Even just looking at the cover of their sophomore album, the Germans seem to have cast aside the Satanic security blanket to provide more of an enigma into the nature of the music and lyrics on Endzeit Metropolis. What mysteries will this dark, doomed city and its ebon domes hold for the listener? The image is simple, to be sure, and perhaps strange in tandem with such a violent and demonic band as Ketzer ('Heretic'), but it's immediately interesting, where another devilish slave master or grim reaper would likely have prompted only that 'this again?' reaction that I sadly and jadedly take on a large number of blackened works in the 21st century. Fortunately, the creativity also extends into the lyrics, and to some extent, the music.
Digging below the surface, the album is quite close to its predecessor in style, blackened thrash and speed metal aesthetically redolent to Teutonic forebears Desaster, but the band has actually stretched its wings out a bit and interspersed additional passages of atmospheric variance into the bevy of bedrock, sinister riffs that dominated Satan's Boundaries Unchained. The guitar tone is more potent than on the debut, and the vocals mixed to it a bit more closely in volume, so it lacks a fraction of that record's echoing misanthropy, but feels more abrupt and straight to the listener's face, especially those lower paced rhythm guitar grooves that hail from the school of Bathory, Hellhammer and Darkthrone. There is more an emphasis on the mid-paced, textured and swaggering tempos dowsed in harmonies that made up about half of the first album, and the band even stretch out into a more 'tender' territory, like the guitar driven, melodic interlude "Farewell, Fade Away" or the understated acoustics that inaugurate the closing epic "He Who Stands Behind the Rows".
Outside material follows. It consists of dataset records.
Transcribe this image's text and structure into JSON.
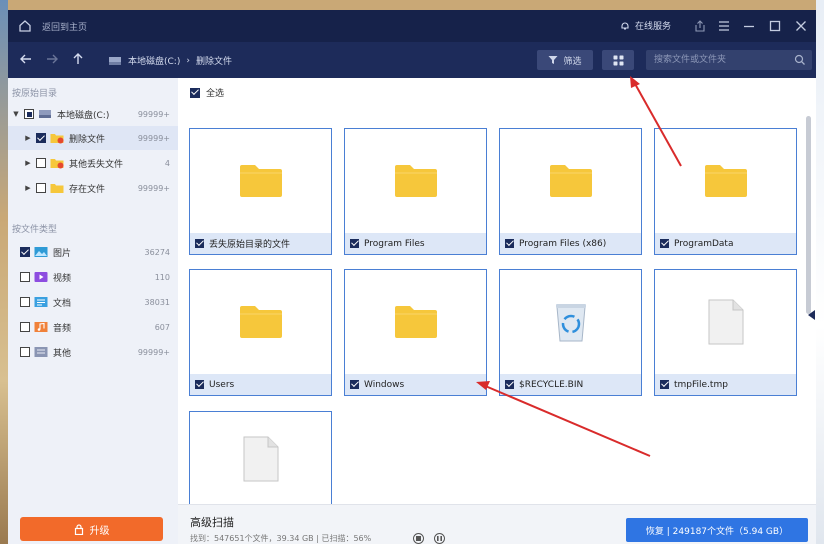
{
  "titlebar": {
    "back_home": "返回到主页",
    "service": "在线服务"
  },
  "navbar": {
    "breadcrumb": [
      "本地磁盘(C:)",
      "删除文件"
    ],
    "filter_label": "筛选",
    "search_placeholder": "搜索文件或文件夹"
  },
  "sidebar": {
    "section_original": "按原始目录",
    "tree": [
      {
        "label": "本地磁盘(C:)",
        "count": "99999+"
      },
      {
        "label": "删除文件",
        "count": "99999+"
      },
      {
        "label": "其他丢失文件",
        "count": "4"
      },
      {
        "label": "存在文件",
        "count": "99999+"
      }
    ],
    "section_type": "按文件类型",
    "types": [
      {
        "label": "图片",
        "count": "36274"
      },
      {
        "label": "视频",
        "count": "110"
      },
      {
        "label": "文档",
        "count": "38031"
      },
      {
        "label": "音频",
        "count": "607"
      },
      {
        "label": "其他",
        "count": "99999+"
      }
    ],
    "upgrade_label": "升级"
  },
  "content": {
    "select_all": "全选",
    "items": [
      {
        "name": "丢失原始目录的文件",
        "kind": "folder"
      },
      {
        "name": "Program Files",
        "kind": "folder"
      },
      {
        "name": "Program Files (x86)",
        "kind": "folder"
      },
      {
        "name": "ProgramData",
        "kind": "folder"
      },
      {
        "name": "Users",
        "kind": "folder"
      },
      {
        "name": "Windows",
        "kind": "folder"
      },
      {
        "name": "$RECYCLE.BIN",
        "kind": "recycle"
      },
      {
        "name": "tmpFile.tmp",
        "kind": "file"
      },
      {
        "name": "",
        "kind": "file"
      }
    ]
  },
  "bottom": {
    "title": "高级扫描",
    "progress": "找到：547651个文件，39.34 GB | 已扫描：56%",
    "recover_label": "恢复 | 249187个文件（5.94 GB）"
  },
  "colors": {
    "titlebar": "#16224a",
    "navbar": "#1d2b5a",
    "accent": "#2f75e3",
    "upgrade": "#f26a2a",
    "folder": "#f6c73b",
    "annotation_arrow": "#d92b2b"
  }
}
There is certainly a maturation here, but not so much in the actual metal riffing as there is in the lyrics, which are pretty damned interesting paeans to the fragility of existence, almost poetic introspection as the band speaks of its last minutes before Armageddon, spent in a passionate revelry. Completely unexpected, and far beyond what you're usually exposed to on a record of this sort. I also felt that the riffs were more naturally dynamic, with each individual composition expressing some nuance, not to mention that the tremolo guitar patterns and beefier rhythm tracks saunter off into more unpredictable configurations. Not to the point that it feels 'progressive', per se, just better conceived and more interesting, especially in cuts like "Aesthetics and Ecstasy" or "The Fever's Tide". Some degree of cruelty and sadism has been traded off here, and it's not quite so fiery and sinister as the debut, but I'd have to say, in the end, even if it's not perfect, that I enjoyed this more than its precursor. Only by a small margin, though. Not just for fans of blackened thrash or speed this time out; Endzeit Metropolis should also hold some appeal to fans of melodic Swedish black metal circa the mid to late 90s. Whether your poison runs from Desaster or Dissection, this is well worth a listen.